YABU to object to specific DC being invited: again, that’s the couple’s prerogative. Big difference between just a few DC of closest friends/ relatives and loads of DC of guests.

Babyplaymat Mon 23-Apr-18 16:41:19

It's annoying that it has changed but they're not being unreasonable. Likewise you're not if you don't want to leave him, but you don't have the right to be cross with anyone about it as they're not wrong.

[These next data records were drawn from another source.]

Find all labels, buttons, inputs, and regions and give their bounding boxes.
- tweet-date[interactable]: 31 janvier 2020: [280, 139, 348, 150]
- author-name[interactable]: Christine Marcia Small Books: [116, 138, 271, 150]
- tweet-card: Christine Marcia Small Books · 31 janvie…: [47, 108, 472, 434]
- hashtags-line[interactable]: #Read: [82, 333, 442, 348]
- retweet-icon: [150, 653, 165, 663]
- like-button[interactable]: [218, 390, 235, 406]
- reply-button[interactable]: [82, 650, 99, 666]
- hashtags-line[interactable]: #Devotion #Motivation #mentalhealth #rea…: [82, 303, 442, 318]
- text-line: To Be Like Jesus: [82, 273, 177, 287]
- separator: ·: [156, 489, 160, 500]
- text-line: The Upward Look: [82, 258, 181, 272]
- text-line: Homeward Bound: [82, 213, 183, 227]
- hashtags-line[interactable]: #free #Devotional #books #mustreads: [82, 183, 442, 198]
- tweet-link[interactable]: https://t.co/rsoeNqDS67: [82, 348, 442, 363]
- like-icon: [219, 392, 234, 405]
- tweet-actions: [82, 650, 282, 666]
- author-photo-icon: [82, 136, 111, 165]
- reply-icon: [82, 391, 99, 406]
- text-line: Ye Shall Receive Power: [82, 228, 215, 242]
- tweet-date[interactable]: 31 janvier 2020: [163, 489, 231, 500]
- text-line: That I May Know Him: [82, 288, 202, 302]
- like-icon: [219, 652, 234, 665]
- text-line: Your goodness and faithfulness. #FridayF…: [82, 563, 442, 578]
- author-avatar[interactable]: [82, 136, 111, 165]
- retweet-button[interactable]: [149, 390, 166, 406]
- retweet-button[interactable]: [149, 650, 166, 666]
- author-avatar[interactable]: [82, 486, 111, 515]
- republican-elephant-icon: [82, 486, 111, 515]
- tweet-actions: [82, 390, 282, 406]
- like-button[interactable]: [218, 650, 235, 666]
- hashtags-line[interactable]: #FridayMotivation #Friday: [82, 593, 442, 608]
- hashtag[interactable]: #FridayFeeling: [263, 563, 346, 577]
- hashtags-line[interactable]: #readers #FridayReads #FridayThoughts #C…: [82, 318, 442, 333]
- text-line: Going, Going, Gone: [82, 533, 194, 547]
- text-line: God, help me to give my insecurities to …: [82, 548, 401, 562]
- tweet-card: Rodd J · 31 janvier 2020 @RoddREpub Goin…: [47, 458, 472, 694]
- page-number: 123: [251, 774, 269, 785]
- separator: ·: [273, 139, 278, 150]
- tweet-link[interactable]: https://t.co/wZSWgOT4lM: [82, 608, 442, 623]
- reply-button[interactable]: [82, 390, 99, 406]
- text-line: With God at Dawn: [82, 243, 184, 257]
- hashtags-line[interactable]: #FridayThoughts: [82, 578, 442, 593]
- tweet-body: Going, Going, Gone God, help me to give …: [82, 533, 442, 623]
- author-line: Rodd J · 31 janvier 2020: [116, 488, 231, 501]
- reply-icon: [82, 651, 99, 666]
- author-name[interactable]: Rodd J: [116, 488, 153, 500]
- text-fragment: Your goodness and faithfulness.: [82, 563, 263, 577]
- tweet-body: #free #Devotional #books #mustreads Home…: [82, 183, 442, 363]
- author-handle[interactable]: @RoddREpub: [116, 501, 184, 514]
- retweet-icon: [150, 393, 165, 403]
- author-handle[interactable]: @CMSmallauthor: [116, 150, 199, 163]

Amaried Mon 23-Apr-18 16:41:27

Honestly lots of couples have family kids only at their wedding. It's not a Summons, just don't go if you don't want to leave him.
Not sure there is a need for drama.

SomeKnobend Mon 23-Apr-18 16:41:28

Just don't go, Yanbu. There was a woman on This Morning who's spent thousands on attending weddings. I'm gobsmacked people go tbh when you have to spend so much on travel, hotel, 24hrs or more of childcare, gifts and all the rest. Weddings are fucking expensive to attend, if you're not going to enjoy it because your ds isn't there, then just don't go!

AllTheUserNamesAreTaken Mon 23-Apr-18 16:41:43

If you've only just received the invitation then you haven't already agreed to go. Now you know DS isn't invited, just decide whether you want to go or not.

user1483387154 Mon 23-Apr-18 16:42:27

YABU it is irrelevant whether children of their family members are there or not.